心の中にある温かさが消えてしまった。死という絶対的な冷たさに覆われてしまい、救いようもなかった。
一度も会ったことがない妹の存在に、どれだけ自分が救われていたのかをパスカルは思い知ることになった。
……愛しているよ。僕の妹として生まれてきてくれた時から。
パスカルは手を伸ばし、リーナの髪を優しく撫でた。
リーナは安心したような表情ですやすやと眠っており、起きる様子が全くなかった。
パスカルは心の底から湧き上がる愛情を伝えたくて、リーナのこめかみに口づけた。
その瞬間に漂ったのはジャスミンの香り。
ジャスミンの香りには精神を高揚させ、不安やストレスを和らげる効果がある。
新しい環境への不安を少しでもなくすことができるようにと言い、リーナの身の回りの品にジャスミンの香りのものばかりを用意させたのはパスカルのエゴ。

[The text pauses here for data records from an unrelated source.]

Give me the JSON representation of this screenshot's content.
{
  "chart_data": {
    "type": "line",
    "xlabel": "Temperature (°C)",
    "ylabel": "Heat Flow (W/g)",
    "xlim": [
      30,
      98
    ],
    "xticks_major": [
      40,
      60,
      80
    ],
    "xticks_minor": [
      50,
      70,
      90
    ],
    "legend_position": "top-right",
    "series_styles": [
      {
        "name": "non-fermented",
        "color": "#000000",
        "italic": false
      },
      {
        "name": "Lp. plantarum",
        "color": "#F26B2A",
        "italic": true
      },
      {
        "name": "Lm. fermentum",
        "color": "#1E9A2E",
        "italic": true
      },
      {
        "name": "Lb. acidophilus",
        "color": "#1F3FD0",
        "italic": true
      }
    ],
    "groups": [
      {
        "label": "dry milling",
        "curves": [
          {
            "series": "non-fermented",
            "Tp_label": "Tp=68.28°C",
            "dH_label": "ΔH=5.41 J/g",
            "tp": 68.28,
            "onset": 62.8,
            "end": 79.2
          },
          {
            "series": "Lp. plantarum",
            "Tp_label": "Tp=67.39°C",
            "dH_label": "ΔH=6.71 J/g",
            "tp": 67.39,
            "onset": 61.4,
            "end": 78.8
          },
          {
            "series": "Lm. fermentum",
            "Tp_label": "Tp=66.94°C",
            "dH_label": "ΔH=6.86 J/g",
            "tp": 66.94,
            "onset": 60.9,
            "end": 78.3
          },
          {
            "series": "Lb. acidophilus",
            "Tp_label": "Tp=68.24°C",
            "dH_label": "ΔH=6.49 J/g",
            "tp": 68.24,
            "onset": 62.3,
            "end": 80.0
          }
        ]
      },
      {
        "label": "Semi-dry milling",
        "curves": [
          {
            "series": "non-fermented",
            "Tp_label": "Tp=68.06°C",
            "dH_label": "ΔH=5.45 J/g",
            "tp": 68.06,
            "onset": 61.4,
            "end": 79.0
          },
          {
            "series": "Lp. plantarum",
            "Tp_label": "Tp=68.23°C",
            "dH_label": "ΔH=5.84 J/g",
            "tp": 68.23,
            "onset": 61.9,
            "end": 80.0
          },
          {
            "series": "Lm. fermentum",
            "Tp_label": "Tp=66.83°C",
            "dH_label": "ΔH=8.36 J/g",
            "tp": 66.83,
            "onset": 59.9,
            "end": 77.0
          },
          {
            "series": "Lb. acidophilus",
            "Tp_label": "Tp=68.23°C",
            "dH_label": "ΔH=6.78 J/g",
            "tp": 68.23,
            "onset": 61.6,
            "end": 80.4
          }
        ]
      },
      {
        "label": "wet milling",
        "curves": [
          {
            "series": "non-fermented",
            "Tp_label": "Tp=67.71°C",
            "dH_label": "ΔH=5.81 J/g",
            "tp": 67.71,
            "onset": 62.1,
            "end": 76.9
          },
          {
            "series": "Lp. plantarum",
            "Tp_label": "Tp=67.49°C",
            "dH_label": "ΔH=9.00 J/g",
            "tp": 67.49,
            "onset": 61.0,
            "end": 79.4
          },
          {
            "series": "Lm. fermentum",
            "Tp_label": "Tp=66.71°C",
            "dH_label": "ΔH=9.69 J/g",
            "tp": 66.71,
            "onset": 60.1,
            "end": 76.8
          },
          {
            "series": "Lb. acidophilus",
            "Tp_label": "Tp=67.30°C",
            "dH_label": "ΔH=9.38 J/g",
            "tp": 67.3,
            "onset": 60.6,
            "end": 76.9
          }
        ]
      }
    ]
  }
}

自分の好きな香りを妹の香りに決め、リーナに纏わせることで本当に妹の香りにしたいと思った。
甘くて魅惑的だ……ジャスミンの香りも、リーナも。
パスカルは心を落ち着けるように一息ついた。
寝室に長居はできない。兄妹とはいえ、召使いたちは血のつながりについては知らされていない。養女になったからこその家族関係だと思われている。
あらぬ噂になっては困ることをわかっていた。
明日になればまた会える。朝一番に。
パスカルは静かに寝室を出た。
居間の整理整頓と確認が終わったあとも、召使いたちはパスカルが戻ってくるのを待っていた。
「リーナはぐっすり眠っているようだ。声をかけても全然起きない。起床時間は?」
「七時とお伝えしました」
「六時に起こしてほしい。重要な書類にサインをもらう必要がある。それがないと出勤できない」
「かしこまりました」
リーナはパスカルが来たことも、起床時間が変更されたことも知らない。
ふかふかのベッドで心地よく眠り続けた。